Aegis was inspired by the need for more trusted and transparent Canadian supply chains. In many industries, buyers and manufacturers need to prove where products come from, how much Canadian content they contain, and whether supplier claims can be trusted.

What it does

Aegis verifies supply chain attestations for Canadian product claims. The backend checks digital signatures, validates parent-child provenance links, calculates Canadian content percentage, assigns the proper designation, and detects anomalies such as tampering, missing parents, circular references, replay, timestamp issues, unit mismatches, and mass-balance violations.

How we built it

We built a FastAPI backend with a stateless /verify endpoint for the official scoring harness. The verification engine loads supplier public keys, anchor registry data, and statistical baselines, then processes the submitted supply chain as a graph. It uses canonical hashing and Ed25519 signature verification to validate attestations, graph traversal to check lineage, and cost aggregation to calculate Canadian content.

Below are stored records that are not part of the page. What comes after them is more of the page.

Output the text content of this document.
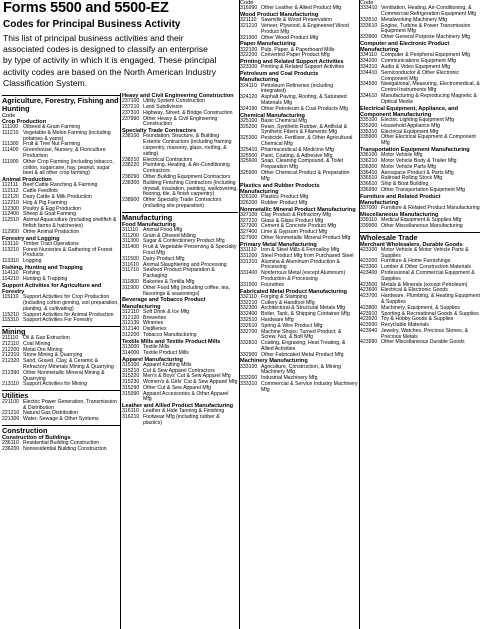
Forms 5500 and 5500-EZ
Codes for Principal Business Activity
This list of principal business activities and their associated codes is designed to classify an enterprise by type of activity in which it is engaged. These principal activity codes are based on the North American Industry Classification System.
Agriculture, Forestry, Fishing and Hunting
Code
Crop Production
111100 Oilseed & Grain Farming
111210 Vegetable & Melon Farming (including potatoes & yams)
111300 Fruit & Tree Nut Farming
111400 Greenhouse, Nursery, & Floriculture Production
111900 Other Crop Farming (including tobacco, cotton, sugarcane, hay, peanut, sugar beet & all other crop farming)
Animal Production
112111 Beef Cattle Ranching & Farming
112112 Cattle Feedlots
112120 Dairy Cattle & Milk Production
112210 Hog & Pig Farming
112300 Poultry & Egg Production
112400 Sheep & Goat Farming
112510 Animal Aquaculture (including shellfish & finfish farms & hatcheries)
112900 Other Animal Production
Forestry and Logging
113110 Timber Tract Operations
113210 Forest Nurseries & Gathering of Forest Products
113310 Logging
Fishing, Hunting and Trapping
114110 Fishing
114210 Hunting & Trapping
Support Activities for Agriculture and Forestry
115110 Support Activities for Crop Production (including cotton ginning, soil preparation, planting, & cultivating)
115210 Support Activities for Animal Production
115310 Support Activities For Forestry
Mining
211110 Oil & Gas Extraction
212110 Coal Mining
212200 Metal Ore Mining
212310 Stone Mining & Quarrying
212320 Sand, Gravel, Clay, & Ceramic & Refractory Minerals Mining & Quarrying
212390 Other Nonmetallic Mineral Mining & Quarrying
213110 Support Activities for Mining
Utilities
221100 Electric Power Generation, Transmission & Distribution
221210 Natural Gas Distribution
221300 Water, Sewage & Other Systems
Construction
Construction of Buildings
236110 Residential Building Construction
236200 Nonresidential Building Construction
Heavy and Civil Engineering Construction
237100 Utility System Construction
237210 Land Subdivision
237310 Highway, Street, & Bridge Construction
237990 Other Heavy & Civil Engineering Construction
Specialty Trade Contractors
238100 Foundation, Structure, & Building Exterior Contractors (including framing carpentry, masonry, glass, roofing, & siding)
238210 Electrical Contractors
238220 Plumbing, Heating, & Air-Conditioning Contractors
238290 Other Building Equipment Contractors
238300 Building Finishing Contractors (including drywall, insulation, painting, wallcovering, flooring, tile, & finish carpentry)
238900 Other Specialty Trade Contractors (including site preparation)
Manufacturing
Food Manufacturing
311110 Animal Food Mfg
311200 Grain & Oilseed Milling
311300 Sugar & Confectionery Product Mfg
311400 Fruit & Vegetable Preserving & Specialty Food Mfg
311500 Dairy Product Mfg
311610 Animal Slaughtering and Processing
311710 Seafood Product Preparation & Packaging
311800 Bakeries & Tortilla Mfg
311900 Other Food Mfg (including coffee, tea, flavorings & seasonings)
Beverage and Tobacco Product Manufacturing
312110 Soft Drink & Ice Mfg
312120 Breweries
312130 Wineries
312140 Distilleries
312200 Tobacco Manufacturing
Textile Mills and Textile Product Mills
313000 Textile Mills
314000 Textile Product Mills
Apparel Manufacturing
315100 Apparel Knitting Mills
315210 Cut & Sew Apparel Contractors
315220 Men's & Boys' Cut & Sew Apparel Mfg
315230 Women's & Girls' Cut & Sew Apparel Mfg
315290 Other Cut & Sew Apparel Mfg
315990 Apparel Accessories & Other Apparel Mfg
Leather and Allied Product Manufacturing
316110 Leather & Hide Tanning & Finishing
316210 Footwear Mfg (including rubber & plastics)
Code
316990 Other Leather & Allied Product Mfg
Wood Product Manufacturing
321110 Sawmills & Wood Preservation
321210 Veneer, Plywood, & Engineered Wood Product Mfg
321900 Other Wood Product Mfg
Paper Manufacturing
322100 Pulp, Paper, & Paperboard Mills
322200 Converted Paper Product Mfg
Printing and Related Support Activities
323100 Printing & Related Support Activities
Petroleum and Coal Products Manufacturing
324110 Petroleum Refineries (including integrated)
324120 Asphalt Paving, Roofing, & Saturated Materials Mfg
324190 Other Petroleum & Coal Products Mfg
Chemical Manufacturing
325100 Basic Chemical Mfg
325200 Resin, Synthetic Rubber, & Artificial & Synthetic Fibers & Filaments Mfg
325300 Pesticide, Fertilizer, & Other Agricultural Chemical Mfg
325410 Pharmaceutical & Medicine Mfg
325500 Paint, Coating, & Adhesive Mfg
325600 Soap, Cleaning Compound, & Toilet Preparation Mfg
325900 Other Chemical Product & Preparation Mfg
Plastics and Rubber Products Manufacturing
326100 Plastics Product Mfg
326200 Rubber Product Mfg
Nonmetallic Mineral Product Manufacturing
327100 Clay Product & Refractory Mfg
327210 Glass & Glass Product Mfg
327300 Cement & Concrete Product Mfg
327400 Lime & Gypsum Product Mfg
327900 Other Nonmetallic Mineral Product Mfg
Primary Metal Manufacturing
331110 Iron & Steel Mills & Ferroalloy Mfg
331200 Steel Product Mfg from Purchased Steel
331310 Alumina & Aluminum Production & Processing
331400 Nonferrous Metal (except Aluminum) Production & Processing
331500 Foundries
Fabricated Metal Product Manufacturing
332110 Forging & Stamping
332210 Cutlery & Handtool Mfg
332300 Architectural & Structural Metals Mfg
332400 Boiler, Tank, & Shipping Container Mfg
332510 Hardware Mfg
332610 Spring & Wire Product Mfg
332700 Machine Shops; Turned Product; & Screw, Nut, & Bolt Mfg
332810 Coating, Engraving, Heat Treating, & Allied Activities
332900 Other Fabricated Metal Product Mfg
Machinery Manufacturing
333100 Agriculture, Construction, & Mining Machinery Mfg
333200 Industrial Machinery Mfg
333310 Commercial & Service Industry Machinery Mfg
Code
333410 Ventilation, Heating, Air-Conditioning, & Commercial Refrigeration Equipment Mfg
333510 Metalworking Machinery Mfg
333610 Engine, Turbine & Power Transmission Equipment Mfg
333900 Other General Purpose Machinery Mfg
Computer and Electronic Product Manufacturing
334110 Computer & Peripheral Equipment Mfg
334200 Communications Equipment Mfg
334310 Audio & Video Equipment Mfg
334410 Semiconductor & Other Electronic Component Mfg
334500 Navigational, Measuring, Electromedical, & Control Instruments Mfg
334610 Manufacturing & Reproducing Magnetic & Optical Media
Electrical Equipment, Appliance, and Component Manufacturing
335100 Electric Lighting Equipment Mfg
335200 Household Appliance Mfg
335310 Electrical Equipment Mfg
335900 Other Electrical Equipment & Component Mfg
Transportation Equipment Manufacturing
336100 Motor Vehicle Mfg
336210 Motor Vehicle Body & Trailer Mfg
336300 Motor Vehicle Parts Mfg
336410 Aerospace Product & Parts Mfg
336510 Railroad Rolling Stock Mfg
336610 Ship & Boat Building
336990 Other Transportation Equipment Mfg
Furniture and Related Product Manufacturing
337000 Furniture & Related Product Manufacturing
Miscellaneous Manufacturing
339110 Medical Equipment & Supplies Mfg
339900 Other Miscellaneous Manufacturing
Wholesale Trade
Merchant Wholesalers, Durable Goods
423100 Motor Vehicle & Motor Vehicle Parts & Supplies
423200 Furniture & Home Furnishings
423300 Lumber & Other Construction Materials
423400 Professional & Commercial Equipment & Supplies
423500 Metals & Minerals (except Petroleum)
423600 Electrical & Electronic Goods
423700 Hardware, Plumbing, & Heating Equipment & Supplies
423800 Machinery, Equipment, & Supplies
423910 Sporting & Recreational Goods & Supplies
423920 Toy & Hobby Goods & Supplies
423930 Recyclable Materials
423940 Jewelry, Watches, Precious Stones, & Precious Metals
423990 Other Miscellaneous Durable Goods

We also designed the backend to support a demo workflow with supplier registration, attestation storage, QR/product verification, and a React frontend served from the same backend container.

Challenges we faced

The main challenge was aligning the backend with the official hackathon schema while also supporting a demo system. We had to carefully separate the stateless scored /verify path from the database-backed demo APIs. Another challenge was handling edge cases such as replayed attestations, parent hash mismatches, circular references, and mass-balance violations without over-flagging valid chains.

What we learned

We learned how important canonical serialization is for cryptographic verification, because even small JSON changes can break a signature. We also learned how to model a supply chain as a graph and combine cryptographic integrity, provenance validation, and Canadian content calculation in one verification pipeline.

What's next

Next, we would improve the user interface, add stronger supplier onboarding, expand the anomaly detection dashboard, and integrate external registries or audit systems so manufacturers and buyers can verify product claims more easily.